Equality, Diversity and Inclusion

Equality, Diversity and Inclusion is, quite rightly, at the forefront of supporter engagement, so it is key to have a deep understanding of this area. Working with the club's Community Trust Team will be important and contacting associated groups such as Kick it Out, Level Playing Field and Women in Football (there are many, many others to refer to, so research is key) will provide you with knowledge and resources on best practice. Work closely with the Equality, Diversity and Inclusion Lead, as well as your Club Secretary or Football Operations Manager too - they will have access to resources and contacts that will be helpful.


Also, do your research on International Awareness Days, Religious Festivals and designated fixture days (as assigned by the Premier League/English Football League) and work with the club's Disabled Supporters' Association (DSA) and affiliated supporter groups and charities. Finally, broaden your skill set or utilise any skills you may have in this area. Disability Awareness Training, knowledge of sign language, additional languages, completion of Equality, Diversity and Inclusion courses etc. will all be really helpful.

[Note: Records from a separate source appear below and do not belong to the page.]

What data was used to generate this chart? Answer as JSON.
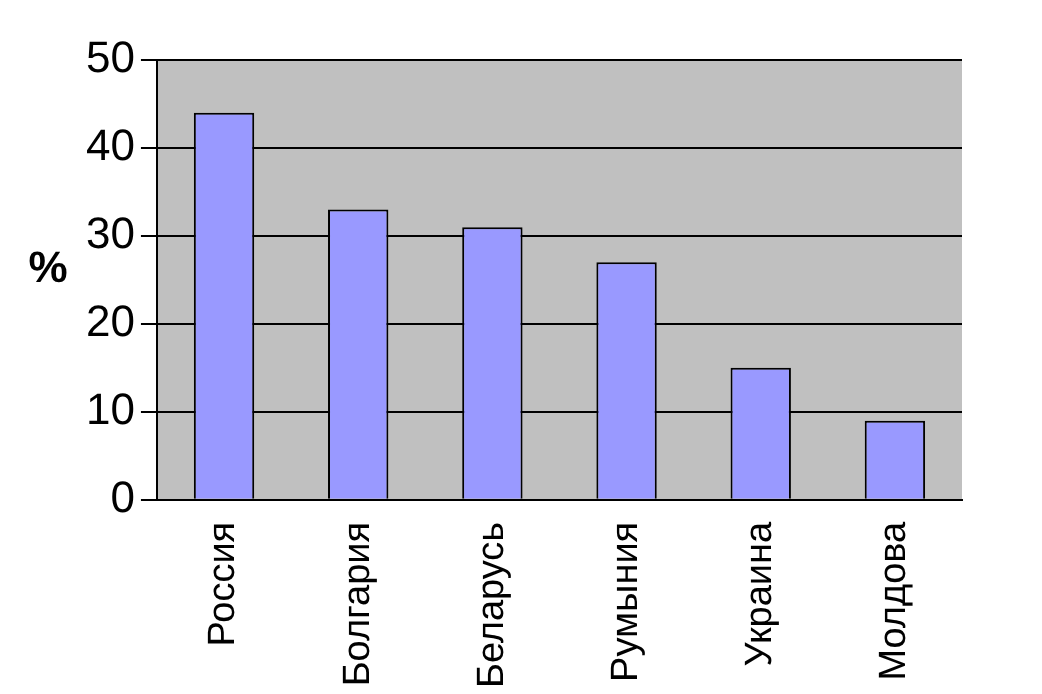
{
  "chart_data": {
    "type": "bar",
    "ylabel": "%",
    "categories": [
      "Россия",
      "Болгария",
      "Беларусь",
      "Румыния",
      "Украина",
      "Молдова"
    ],
    "values": [
      44,
      33,
      31,
      27,
      15,
      9
    ],
    "color": "#9999ff",
    "ylim": [
      0,
      50
    ],
    "yticks": [
      0,
      10,
      20,
      30,
      40,
      50
    ],
    "grid": "y",
    "legend": false
  }
}
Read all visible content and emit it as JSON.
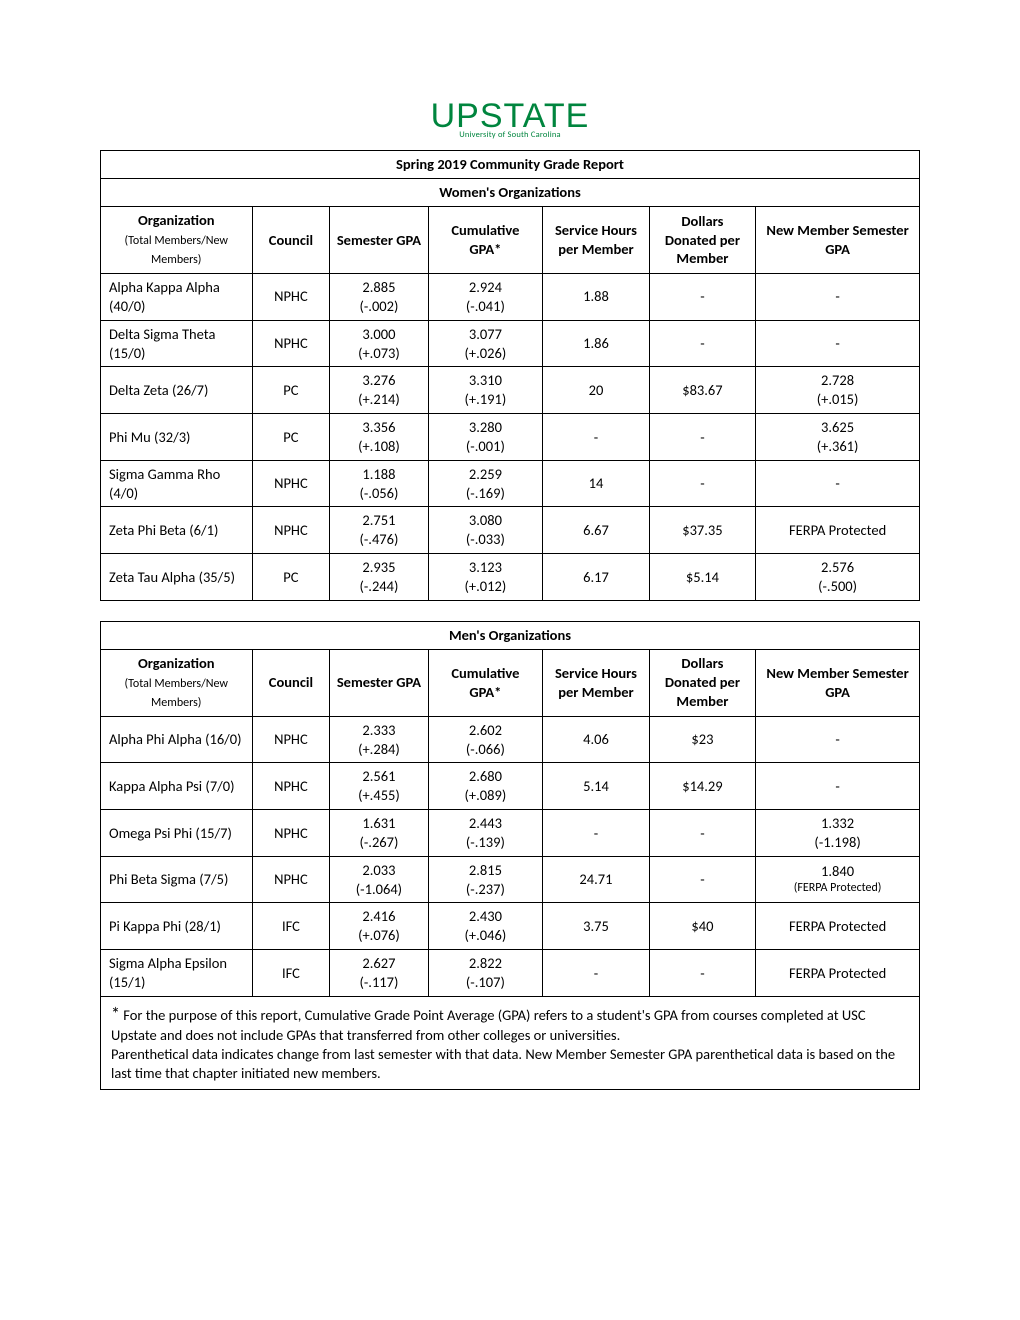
{
  "logo": {
    "main": "UPSTATE",
    "sub": "University of South Carolina"
  },
  "title": "Spring 2019 Community Grade Report",
  "womens_title": "Women's Organizations",
  "mens_title": "Men's Organizations",
  "columns": {
    "org_main": "Organization",
    "org_sub": "(Total Members/New Members)",
    "council": "Council",
    "sem_gpa": "Semester GPA",
    "cum_gpa": "Cumulative GPA*",
    "service": "Service Hours per Member",
    "dollars": "Dollars Donated per Member",
    "new_member": "New Member Semester GPA"
  },
  "women": [
    {
      "org": "Alpha Kappa Alpha (40/0)",
      "council": "NPHC",
      "sem": "2.885",
      "semd": "(-.002)",
      "cum": "2.924",
      "cumd": "(-.041)",
      "svc": "1.88",
      "dol": "-",
      "nm": "-",
      "nmd": ""
    },
    {
      "org": "Delta Sigma Theta (15/0)",
      "council": "NPHC",
      "sem": "3.000",
      "semd": "(+.073)",
      "cum": "3.077",
      "cumd": "(+.026)",
      "svc": "1.86",
      "dol": "-",
      "nm": "-",
      "nmd": ""
    },
    {
      "org": "Delta Zeta (26/7)",
      "council": "PC",
      "sem": "3.276",
      "semd": "(+.214)",
      "cum": "3.310",
      "cumd": "(+.191)",
      "svc": "20",
      "dol": "$83.67",
      "nm": "2.728",
      "nmd": "(+.015)"
    },
    {
      "org": "Phi Mu (32/3)",
      "council": "PC",
      "sem": "3.356",
      "semd": "(+.108)",
      "cum": "3.280",
      "cumd": "(-.001)",
      "svc": "-",
      "dol": "-",
      "nm": "3.625",
      "nmd": "(+.361)"
    },
    {
      "org": "Sigma Gamma Rho (4/0)",
      "council": "NPHC",
      "sem": "1.188",
      "semd": "(-.056)",
      "cum": "2.259",
      "cumd": "(-.169)",
      "svc": "14",
      "dol": "-",
      "nm": "-",
      "nmd": ""
    },
    {
      "org": "Zeta Phi Beta (6/1)",
      "council": "NPHC",
      "sem": "2.751",
      "semd": "(-.476)",
      "cum": "3.080",
      "cumd": "(-.033)",
      "svc": "6.67",
      "dol": "$37.35",
      "nm": "FERPA Protected",
      "nmd": ""
    },
    {
      "org": "Zeta Tau Alpha (35/5)",
      "council": "PC",
      "sem": "2.935",
      "semd": "(-.244)",
      "cum": "3.123",
      "cumd": "(+.012)",
      "svc": "6.17",
      "dol": "$5.14",
      "nm": "2.576",
      "nmd": "(-.500)"
    }
  ],
  "men": [
    {
      "org": "Alpha Phi Alpha (16/0)",
      "council": "NPHC",
      "sem": "2.333",
      "semd": "(+.284)",
      "cum": "2.602",
      "cumd": "(-.066)",
      "svc": "4.06",
      "dol": "$23",
      "nm": "-",
      "nmd": ""
    },
    {
      "org": "Kappa Alpha Psi (7/0)",
      "council": "NPHC",
      "sem": "2.561",
      "semd": "(+.455)",
      "cum": "2.680",
      "cumd": "(+.089)",
      "svc": "5.14",
      "dol": "$14.29",
      "nm": "-",
      "nmd": ""
    },
    {
      "org": "Omega Psi Phi (15/7)",
      "council": "NPHC",
      "sem": "1.631",
      "semd": "(-.267)",
      "cum": "2.443",
      "cumd": "(-.139)",
      "svc": "-",
      "dol": "-",
      "nm": "1.332",
      "nmd": "(-1.198)"
    },
    {
      "org": "Phi Beta Sigma (7/5)",
      "council": "NPHC",
      "sem": "2.033",
      "semd": "(-1.064)",
      "cum": "2.815",
      "cumd": "(-.237)",
      "svc": "24.71",
      "dol": "-",
      "nm": "1.840",
      "nmd": "(FERPA Protected)",
      "nmd_small": true
    },
    {
      "org": "Pi Kappa Phi (28/1)",
      "council": "IFC",
      "sem": "2.416",
      "semd": "(+.076)",
      "cum": "2.430",
      "cumd": "(+.046)",
      "svc": "3.75",
      "dol": "$40",
      "nm": "FERPA Protected",
      "nmd": ""
    },
    {
      "org": "Sigma Alpha Epsilon (15/1)",
      "council": "IFC",
      "sem": "2.627",
      "semd": "(-.117)",
      "cum": "2.822",
      "cumd": "(-.107)",
      "svc": "-",
      "dol": "-",
      "nm": "FERPA Protected",
      "nmd": ""
    }
  ],
  "footnote": {
    "line1": "* For the purpose of this report, Cumulative Grade Point Average (GPA) refers to a student's GPA from courses completed at USC Upstate and does not include GPAs that transferred from other colleges or universities.",
    "line2": "Parenthetical data indicates change from last semester with that data. New Member Semester GPA parenthetical data is based on the last time that chapter initiated new members."
  },
  "style": {
    "border_color": "#000000",
    "logo_color": "#00853e",
    "background_color": "#ffffff",
    "body_font_size": 14.5,
    "title_font_size": 20,
    "header_font_size": 14.5,
    "col_widths_pct": [
      18.5,
      9.5,
      12,
      14,
      13,
      13,
      20
    ]
  }
}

Challenges in Supporter Engagement

There will unfortunately be tough times too - there are a lot of people to please and you rarely find that every single supporter is in agreement on the same topic. You also have a real balancing act between assisting with what supporters want to see and being realistic with what the club can deliver. There is not always a huge budget to work with and essentially, not all initiatives work for every club. So if you are interested in working in supporter engagement, it is important to know that you are not always going to be able to say 'yes' to every supporter suggestion, or be able to make promises on expensive projects. 


In saying that, it is equally important to remember to ensure that supporters should understand that a 'no' to a suggestion is not because the club doesn't care about them. There will be a valid reason behind that decision, such as a lack of space or funding at that time. Most suggestions can be revisited at a later date too, so keeping a record can be helpful for all concerned.


What does the future of Supporter Engagement look like?

When I first started in the football industry, supporter engagement was not where I thought I would work but like many, that was probably because I didn't have an understanding of what it meant to work in that area. Having now had the opportunity to fulfil a couple of different roles and being successful with a number of projects, I can personally say it has been an interesting and rewarding experience. It is hard work and unfortunately, can sometimes be undervalued in the wider sense of the football business but it is also one of the most enjoyable areas to work in and perhaps surprisingly, offers the chance for career growth. 


I am excited to see how supporter engagement develops in the future. My personal feeling is that with technology being an ever-present feature in our day-to-day lives and with this, a new technology-focused generation of fans to consider, I think innovation and creativity are going to be key.


Although, I think it will be important for clubs to find a way of balancing the nostalgia that many supporters want from football, with implementing those initiatives and processes that are needed to ensure the club remains relevant. Just look at the way the demand for matchday programmes has changed. Some supporters will forever want a hard copy programme to pick-up on matchday (nostalgia), while many others like a digital version to download (technology). Then you have the last group who feel a programme is no longer required because club news is regularly updated via a number of media channels. So if anybody has the answer of how to solve that conundrum, then please let me know!